Mini-Symposium über vom Patienten abgeleitete Krebsmodelle, die während der Jahrestagung der American Association for Cancer Research in Chicago abgehalten wurden. Sie diskutierten den Fortschritt verschiedener Krebsmodell-Repositorien, einschließlich der PDMR von NCI und einer ähnlichen Anstrengung in Europa, genannt EurOPDX.

Ein Schwerpunkt der Diskussion lag auf den Bemühungen, neue Krebsmodelle zu generieren, die die Einschränkungen der bestehenden Sammlungen berücksichtigen. Die Teilnehmer berichteten über die Entwicklung neuer Modelle für schwer zu behandelnde Krebsarten, wie z. B. kleinzelligen Lungenkrebs und Krebs, der sich auf das Gehirn ausbreitet, sowie Modelle für normales Brustgewebe von Frauen, die ein hohes Risiko für die Entwicklung einer Brust haben Krebs.

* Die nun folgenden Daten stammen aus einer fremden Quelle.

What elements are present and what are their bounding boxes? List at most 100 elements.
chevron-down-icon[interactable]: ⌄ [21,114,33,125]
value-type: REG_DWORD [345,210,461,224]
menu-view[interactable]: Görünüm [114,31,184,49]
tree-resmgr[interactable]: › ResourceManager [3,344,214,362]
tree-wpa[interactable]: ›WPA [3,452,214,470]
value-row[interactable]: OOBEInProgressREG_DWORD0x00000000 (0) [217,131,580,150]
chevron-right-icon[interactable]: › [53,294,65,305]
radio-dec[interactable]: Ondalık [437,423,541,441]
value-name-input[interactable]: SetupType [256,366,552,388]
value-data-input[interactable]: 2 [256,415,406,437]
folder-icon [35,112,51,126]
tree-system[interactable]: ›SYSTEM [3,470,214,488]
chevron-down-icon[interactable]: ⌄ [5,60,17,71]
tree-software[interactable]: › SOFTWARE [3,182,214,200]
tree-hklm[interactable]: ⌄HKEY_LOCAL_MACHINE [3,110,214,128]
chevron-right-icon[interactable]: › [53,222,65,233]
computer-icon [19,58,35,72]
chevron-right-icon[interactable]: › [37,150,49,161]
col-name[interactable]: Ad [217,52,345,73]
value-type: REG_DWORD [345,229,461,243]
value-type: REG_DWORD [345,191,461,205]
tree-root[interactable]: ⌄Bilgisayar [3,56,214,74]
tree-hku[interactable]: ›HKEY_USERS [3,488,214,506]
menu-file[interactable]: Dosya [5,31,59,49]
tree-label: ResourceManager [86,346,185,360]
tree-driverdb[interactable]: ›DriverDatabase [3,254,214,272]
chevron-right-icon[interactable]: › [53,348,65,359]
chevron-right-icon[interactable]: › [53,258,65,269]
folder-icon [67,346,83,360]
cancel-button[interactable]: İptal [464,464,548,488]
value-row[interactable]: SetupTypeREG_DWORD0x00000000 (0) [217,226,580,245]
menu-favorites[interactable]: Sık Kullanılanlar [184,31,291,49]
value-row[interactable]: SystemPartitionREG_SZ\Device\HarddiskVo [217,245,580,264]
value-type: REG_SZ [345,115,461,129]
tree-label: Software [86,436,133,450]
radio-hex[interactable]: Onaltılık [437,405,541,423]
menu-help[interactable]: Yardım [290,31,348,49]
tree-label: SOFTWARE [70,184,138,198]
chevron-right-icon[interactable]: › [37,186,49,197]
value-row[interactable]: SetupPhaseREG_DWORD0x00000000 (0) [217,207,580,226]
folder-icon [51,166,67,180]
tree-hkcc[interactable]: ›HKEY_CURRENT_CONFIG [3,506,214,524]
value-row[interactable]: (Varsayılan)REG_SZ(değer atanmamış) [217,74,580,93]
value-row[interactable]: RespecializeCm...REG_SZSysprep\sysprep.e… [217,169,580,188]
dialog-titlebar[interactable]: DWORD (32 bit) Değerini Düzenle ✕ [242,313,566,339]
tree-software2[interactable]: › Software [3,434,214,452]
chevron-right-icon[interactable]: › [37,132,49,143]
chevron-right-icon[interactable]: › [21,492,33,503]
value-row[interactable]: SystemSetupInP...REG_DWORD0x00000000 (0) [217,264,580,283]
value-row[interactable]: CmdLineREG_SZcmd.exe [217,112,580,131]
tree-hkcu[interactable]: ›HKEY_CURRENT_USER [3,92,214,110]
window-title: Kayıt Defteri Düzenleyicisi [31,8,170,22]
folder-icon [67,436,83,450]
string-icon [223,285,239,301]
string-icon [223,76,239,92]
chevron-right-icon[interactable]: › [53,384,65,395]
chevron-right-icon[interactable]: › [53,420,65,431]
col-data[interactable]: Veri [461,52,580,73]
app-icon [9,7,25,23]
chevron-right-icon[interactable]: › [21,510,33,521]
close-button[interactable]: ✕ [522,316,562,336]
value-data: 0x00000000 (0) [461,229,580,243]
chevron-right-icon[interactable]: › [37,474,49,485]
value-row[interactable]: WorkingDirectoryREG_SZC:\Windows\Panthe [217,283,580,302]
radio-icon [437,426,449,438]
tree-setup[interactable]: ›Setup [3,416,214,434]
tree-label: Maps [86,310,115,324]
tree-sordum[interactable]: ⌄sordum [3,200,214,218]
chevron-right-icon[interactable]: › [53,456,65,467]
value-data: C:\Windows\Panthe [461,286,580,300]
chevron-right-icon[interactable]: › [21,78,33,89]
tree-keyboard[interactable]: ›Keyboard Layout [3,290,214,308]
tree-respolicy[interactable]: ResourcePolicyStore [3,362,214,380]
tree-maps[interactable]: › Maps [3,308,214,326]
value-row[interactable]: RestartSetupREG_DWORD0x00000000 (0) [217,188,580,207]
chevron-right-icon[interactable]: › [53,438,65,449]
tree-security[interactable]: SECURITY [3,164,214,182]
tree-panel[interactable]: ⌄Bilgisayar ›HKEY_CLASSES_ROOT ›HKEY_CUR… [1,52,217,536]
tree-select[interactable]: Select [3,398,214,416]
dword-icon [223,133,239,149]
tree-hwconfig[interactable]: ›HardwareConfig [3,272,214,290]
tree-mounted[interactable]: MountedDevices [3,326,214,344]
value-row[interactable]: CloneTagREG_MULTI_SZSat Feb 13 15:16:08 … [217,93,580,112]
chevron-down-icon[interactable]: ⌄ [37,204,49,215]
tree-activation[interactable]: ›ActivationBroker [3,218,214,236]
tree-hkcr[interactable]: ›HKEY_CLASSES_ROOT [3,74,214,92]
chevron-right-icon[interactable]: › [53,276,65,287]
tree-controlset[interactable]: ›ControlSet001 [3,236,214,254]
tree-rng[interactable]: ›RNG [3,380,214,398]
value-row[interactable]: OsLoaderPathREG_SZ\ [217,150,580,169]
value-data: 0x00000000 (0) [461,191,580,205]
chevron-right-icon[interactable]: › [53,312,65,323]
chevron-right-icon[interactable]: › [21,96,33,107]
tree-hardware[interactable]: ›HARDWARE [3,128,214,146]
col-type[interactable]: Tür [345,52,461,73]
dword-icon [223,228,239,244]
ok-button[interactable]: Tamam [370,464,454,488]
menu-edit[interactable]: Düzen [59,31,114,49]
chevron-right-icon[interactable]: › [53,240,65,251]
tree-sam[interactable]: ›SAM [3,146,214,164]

Die an dem Symposium teilnehmenden Wissenschaftler berichteten auch über die Entwicklung von Patienten abgeleiteten Organoiden, in denen sich menschliche Immunzellen befinden, ein wichtiger Bestandteil der Tumor-Mikroumgebung , der in bestehenden Modellen häufig fehlt.

Viele dieser neuen Modelle spiegeln genau die biologischen und molekularen Eigenschaften der ursprünglichen Gewebe wider, von denen sie abgeleitet wurden, erläuterten die Forscher des Symposiums und machten sie damit zu guten Ersatzobjekten für Laboruntersuchungen. Wie viele jedoch festgestellt haben, ist es ein wichtiger Nachteil, dass es unklar ist, wie sich die Merkmale dieser Modelle im Laufe der Zeit ändern können, wenn sie kontinuierlich im Labor wachsen.